I know there was a book on (post #32391, reply #2 of 4)

I know there was a book on this subject called Simplicity's Design Without Limits: Designing and Sewing for Special Needs by M. Dolores Quinn and Renee Weiss Chase.  I looked on Amazon and the review wasn't favorable.  But you might look into it yourself.

My mother-in-law was in  a wheelchair for about 12 years and the most important thing I can tell you is that clothing bunches up in the back and pant legs work up too.  I would say that if you are making a cape, the back should definitely be no longer than hip level, or the level of the seat, possibly a few inches shorter.  The front should be enlongated, skimming the seat at the sides and draping down over the legs in the front.. 

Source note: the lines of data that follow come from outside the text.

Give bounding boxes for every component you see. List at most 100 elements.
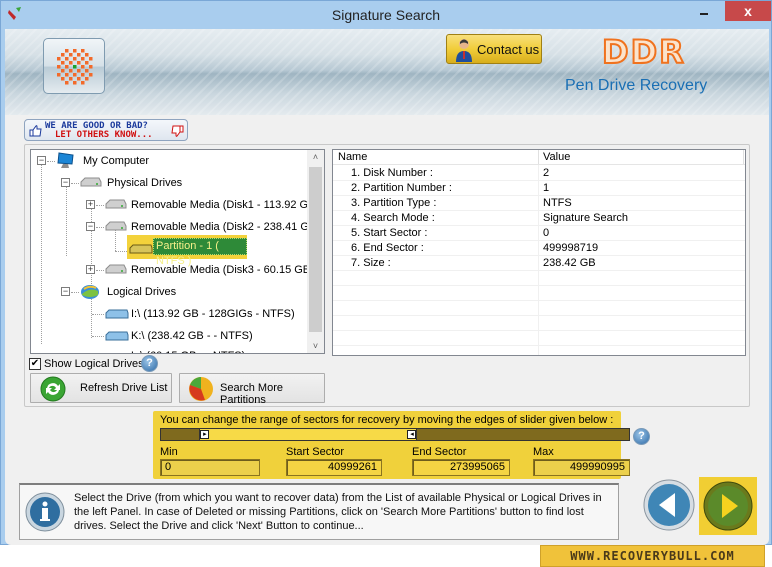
contact-us-label: Contact us [477,42,540,57]
main-panel: WE ARE GOOD OR BAD? LET OTHERS KNOW... −… [5,115,769,545]
app-logo [43,38,105,94]
collapse-icon[interactable]: − [37,156,46,165]
tree-node-label: K:\ (238.42 GB - - NTFS) [131,330,253,342]
close-button[interactable]: x [725,1,771,21]
next-button[interactable] [703,481,753,531]
tree-line [71,292,79,293]
detail-row[interactable]: 7. Size : 238.42 GB [333,256,745,271]
product-name: Pen Drive Recovery [565,77,708,94]
tree-line [71,183,79,184]
detail-name: 2. Partition Number : [351,182,452,194]
removable-drive-icon [105,264,127,274]
header-banner: Contact us DDR Pen Drive Recovery [5,29,769,115]
help-icon[interactable]: ? [141,355,158,372]
removable-drive-icon [105,199,127,209]
end-sector-input[interactable]: 273995065 [412,459,510,476]
detail-value: 0 [543,227,550,239]
detail-value: 499998719 [543,242,599,254]
tree-line [96,227,104,228]
detail-row[interactable]: 6. End Sector : 499998719 [333,241,745,256]
column-header-value[interactable]: Value [543,151,570,163]
tree-line [96,270,104,271]
collapse-icon[interactable]: − [86,222,95,231]
start-sector-label: Start Sector [286,446,345,458]
tree-node-volume-k[interactable]: K:\ (238.42 GB - - NTFS) [31,327,301,345]
window-title: Signature Search [331,7,441,23]
contact-us-button[interactable]: Contact us [446,34,542,64]
pie-chart-icon [189,377,213,401]
collapse-icon[interactable]: − [61,287,70,296]
tree-node-label: My Computer [83,155,150,167]
detail-row[interactable]: 1. Disk Number : 2 [333,166,745,181]
tree-node-logical-drives[interactable]: − Logical Drives [31,283,301,301]
detail-value: NTFS [543,197,572,209]
detail-name: 3. Partition Type : [351,197,437,209]
tree-line [92,336,104,337]
website-link[interactable]: WWW.RECOVERYBULL.COM [540,545,765,567]
tree-node-label: L:\ (60.15 GB - - NTFS) [131,347,245,353]
search-more-label: Search More Partitions [220,382,283,406]
detail-value: 1 [543,182,550,194]
max-label: Max [533,446,554,458]
header-divider [538,150,539,164]
expand-icon[interactable]: + [86,200,95,209]
empty-row [333,346,745,355]
end-handle[interactable]: ◂ [407,430,417,439]
removable-drive-icon [105,221,127,231]
tree-node-disk3[interactable]: + Removable Media (Disk3 - 60.15 GB) [31,261,314,279]
info-text: Select the Drive (from which you want to… [74,492,602,532]
back-button[interactable] [643,479,695,531]
partition-icon [129,244,153,254]
drive-details-list: Name Value 1. Disk Number : 2 2. Partition… [332,149,746,356]
tree-line [115,251,127,252]
min-sector-field: 0 [160,459,260,476]
column-header-name[interactable]: Name [338,151,367,163]
tree-node-partition-1[interactable]: Partition - 1 ( NTFS ) [127,235,247,267]
start-sector-input[interactable]: 40999261 [286,459,382,476]
minimize-button[interactable] [691,1,717,21]
next-button-highlight [699,477,757,535]
sector-range-instructions: You can change the range of sectors for … [160,414,614,426]
show-logical-drives-checkbox[interactable]: ✔ [29,358,41,370]
volume-icon [105,331,129,341]
detail-row[interactable]: 5. Start Sector : 0 [333,226,745,241]
sector-range-slider[interactable]: ▸ ◂ [160,428,630,441]
tree-node-my-computer[interactable]: − My Computer [31,152,301,170]
show-logical-drives-label: Show Logical Drives [44,358,144,370]
slider-help-icon[interactable]: ? [633,428,650,445]
tree-node-volume-i[interactable]: I:\ (113.92 GB - 128GIGs - NTFS) [31,305,301,323]
rate-us-button[interactable]: WE ARE GOOD OR BAD? LET OTHERS KNOW... [24,119,188,141]
detail-value: 2 [543,167,550,179]
empty-row [333,316,745,331]
selected-range [199,429,418,440]
tree-node-label: I:\ (113.92 GB - 128GIGs - NTFS) [131,308,295,320]
tree-node-label: Removable Media (Disk2 - 238.41 GB) [131,221,320,233]
thumbs-down-icon [171,125,184,137]
detail-row[interactable]: 3. Partition Type : NTFS [333,196,745,211]
thumbs-up-icon [29,125,42,137]
collapse-icon[interactable]: − [61,178,70,187]
detail-row[interactable]: 2. Partition Number : 1 [333,181,745,196]
refresh-drive-list-button[interactable]: Refresh Drive List [30,373,172,403]
detail-row[interactable]: 4. Search Mode : Signature Search [333,211,745,226]
logo-pattern-icon [57,49,93,85]
end-sector-label: End Sector [412,446,467,458]
tree-node-disk2[interactable]: − Removable Media (Disk2 - 238.41 GB) [31,218,320,236]
rate-line-2: LET OTHERS KNOW... [55,130,153,140]
title-bar[interactable]: Signature Search x [1,1,771,29]
detail-value: Signature Search [543,212,628,224]
search-more-partitions-button[interactable]: Search More Partitions [179,373,325,406]
drive-tree[interactable]: − My Computer − Physical Drives + Remova… [30,149,325,354]
detail-name: 4. Search Mode : [351,212,435,224]
tree-scrollbar[interactable]: ˄ ˅ [307,150,324,353]
expand-icon[interactable]: + [86,265,95,274]
logical-drives-icon [81,285,99,299]
scrollbar-thumb[interactable] [309,167,322,332]
start-handle[interactable]: ▸ [200,430,210,439]
scroll-down-icon[interactable]: ˅ [307,341,324,351]
scroll-up-icon[interactable]: ˄ [307,152,324,162]
tree-node-disk1[interactable]: + Removable Media (Disk1 - 113.92 GB) [31,196,319,214]
tree-node-physical-drives[interactable]: − Physical Drives [31,174,301,192]
tree-node-volume-l[interactable]: L:\ (60.15 GB - - NTFS) [31,347,301,353]
detail-name: 1. Disk Number : [351,167,433,179]
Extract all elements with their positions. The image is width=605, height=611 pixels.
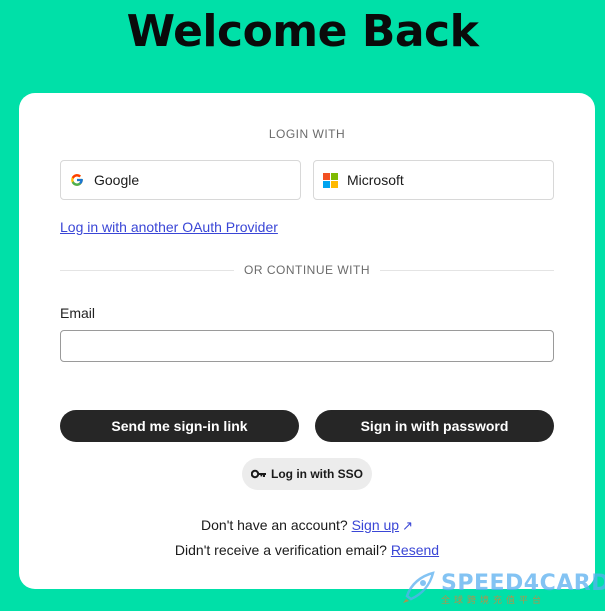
google-icon — [70, 173, 84, 187]
microsoft-label: Microsoft — [347, 172, 404, 188]
sso-label: Log in with SSO — [271, 467, 363, 481]
send-sign-in-link-button[interactable]: Send me sign-in link — [60, 410, 299, 442]
no-account-text: Don't have an account? — [201, 517, 348, 533]
resend-link[interactable]: Resend — [391, 542, 439, 558]
watermark-text: SPEED4CARD 全球跨境充值平台 — [441, 570, 605, 606]
google-label: Google — [94, 172, 140, 188]
signup-prompt: Don't have an account? Sign up ↗ — [19, 517, 595, 534]
key-icon — [251, 469, 267, 479]
sign-in-with-password-button[interactable]: Sign in with password — [315, 410, 554, 442]
rocket-icon — [401, 570, 437, 609]
page: Welcome Back LOGIN WITH Google Microsoft… — [0, 0, 605, 611]
signup-link[interactable]: Sign up — [352, 517, 399, 533]
divider-text: OR CONTINUE WITH — [244, 263, 370, 277]
divider-line-right — [380, 269, 554, 271]
login-with-label: LOGIN WITH — [268, 127, 346, 141]
watermark: SPEED4CARD 全球跨境充值平台 — [401, 570, 605, 609]
sso-login-button[interactable]: Log in with SSO — [242, 458, 372, 490]
page-title: Welcome Back — [126, 6, 479, 57]
email-input[interactable] — [60, 330, 554, 362]
microsoft-icon — [323, 173, 338, 188]
login-card: LOGIN WITH Google Microsoft Log in with … — [19, 93, 595, 589]
divider-line-left — [60, 269, 234, 271]
email-label: Email — [60, 305, 96, 321]
watermark-sub: 全球跨境充值平台 — [441, 594, 546, 605]
resend-prompt: Didn't receive a verification email? Res… — [19, 542, 595, 558]
watermark-main: SPEED4CARD — [441, 570, 605, 596]
no-verification-text: Didn't receive a verification email? — [174, 542, 387, 558]
microsoft-login-button[interactable]: Microsoft — [313, 160, 554, 200]
arrow-up-right-icon: ↗ — [402, 518, 413, 533]
google-login-button[interactable]: Google — [60, 160, 301, 200]
continue-divider: OR CONTINUE WITH — [60, 262, 554, 278]
other-oauth-provider-link[interactable]: Log in with another OAuth Provider — [60, 219, 278, 235]
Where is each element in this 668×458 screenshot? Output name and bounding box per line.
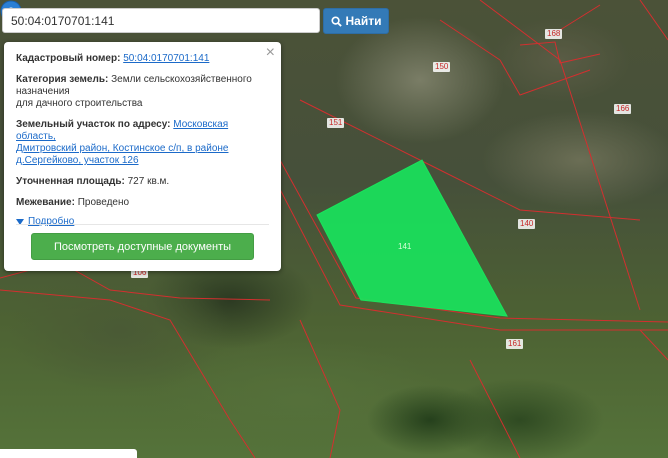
boundary-line <box>639 329 668 361</box>
boundary-line <box>499 59 591 96</box>
area-row: Уточненная площадь: 727 кв.м. <box>16 176 269 188</box>
survey-row: Межевание: Проведено <box>16 197 269 209</box>
parcel-label-166: 166 <box>614 104 632 114</box>
search-button-label: Найти <box>345 14 382 28</box>
parcel-label-168: 168 <box>545 29 563 39</box>
address-link-line3[interactable]: д.Сергейково, участок 126 <box>16 155 139 166</box>
cadastral-label: Кадастровый номер: <box>16 53 121 64</box>
boundary-line <box>299 319 341 458</box>
details-toggle-label: Подробно <box>28 216 75 227</box>
selected-parcel <box>316 159 508 317</box>
boundary-line <box>469 359 521 458</box>
boundary-line <box>559 4 601 31</box>
parcel-label-161: 161 <box>506 339 524 349</box>
survey-value: Проведено <box>77 197 130 208</box>
boundary-line <box>639 0 668 41</box>
area-label: Уточненная площадь: <box>16 176 125 187</box>
parcel-label-141: 141 <box>398 242 412 251</box>
search-button[interactable]: Найти <box>323 8 389 34</box>
category-label: Категория земель: <box>16 74 109 85</box>
parcel-info-popup: × Кадастровый номер: 50:04:0170701:141 К… <box>4 42 281 271</box>
cadastral-link[interactable]: 50:04:0170701:141 <box>123 53 209 64</box>
area-value: 727 кв.м. <box>127 176 170 187</box>
address-label: Земельный участок по адресу: <box>16 119 171 130</box>
details-toggle[interactable]: Подробно <box>16 216 269 227</box>
boundary-line <box>479 0 641 311</box>
search-icon <box>330 15 342 27</box>
category-use: для дачного строительства <box>16 98 143 109</box>
address-link-line2[interactable]: Дмитровский район, Костинское с/п, в рай… <box>16 143 228 154</box>
parcel-label-150: 150 <box>433 62 451 72</box>
category-value-line2: назначения <box>16 86 70 97</box>
parcel-label-151: 151 <box>327 118 345 128</box>
close-icon[interactable]: × <box>266 45 275 61</box>
survey-label: Межевание: <box>16 197 75 208</box>
address-row: Земельный участок по адресу: Московская … <box>16 119 269 167</box>
parcel-label-140: 140 <box>518 219 536 229</box>
category-row: Категория земель: Земли сельскохозяйстве… <box>16 74 269 110</box>
category-value: Земли сельскохозяйственного <box>111 74 252 85</box>
search-input[interactable] <box>2 8 320 33</box>
cadastral-row: Кадастровый номер: 50:04:0170701:141 <box>16 53 269 65</box>
boundary-line <box>439 19 501 61</box>
popup-divider <box>16 224 269 225</box>
boundary-line <box>0 289 256 458</box>
map-attribution <box>0 449 137 458</box>
view-documents-button[interactable]: Посмотреть доступные документы <box>31 233 254 260</box>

Another consideration would be if the person will be manually operating the wheelchair or if it is motorized.  If there is a lot of motion the arm/sleeve area would need to be engineered to keep the front of the cape from falling to the side and getting under the wheels.

Sorry I am not more help here.  I would probably start with a short cape patternn with princess seaming, adding length to the front, possibly using a wide grosgrain ribbon at the calf as a stay tape (like the waist stay in evening wear) to keep the cape in place.  The princess seam would allow for a place for the arms/hands to exit easily.


Good luck on your project and let us know how it worked out

deemail's picture

Just to let you know the (post #32391, reply #3 of 4)

Just to let you know the replies you have received were almost exactly what I did for a young child in a wheelchair.  I made a circle for the cape but offset the neckhole toward the back to make the back shorter and the front longer.  Then i folded the cape at the new shoulder line (back of the neck hole) and placed ribbon ties on both front and back where the wrists would come thru, serving to keep the cape in place and not tangle her hands in the folds.  The outside had one large pocket, big enough for a doll or a book.  The inside of the pocket had a 30" ribbon folded in half and sewn into the seam to tie onto whichever toy she was bringing, avoiding dropping and picking up, etc.  I made the cape from fleece, warm but easy to launder, and could fold up and be tucked into the pocket for ease of storage when not in use during an outing.   I always make sure all her toys, utility bags and clothing have plenty of ties on them to facilitate slipping onto handles or bars, if wanted.  I finished the neck with T-shirt ribbing and made a matching hat from the fleece.  I thought a hood would be nice but her mother told me hoods just bunched up behind her when not in use...good luck.

lou19's picture

I have a book on clothes for (post #32391, reply #4 of 4)

I have a book on clothes for disabled people. Very useful. Included wheelchair users.

"fashion for disabled people" by Nellie Thornton, Batsford books 1990. Might be on amazon.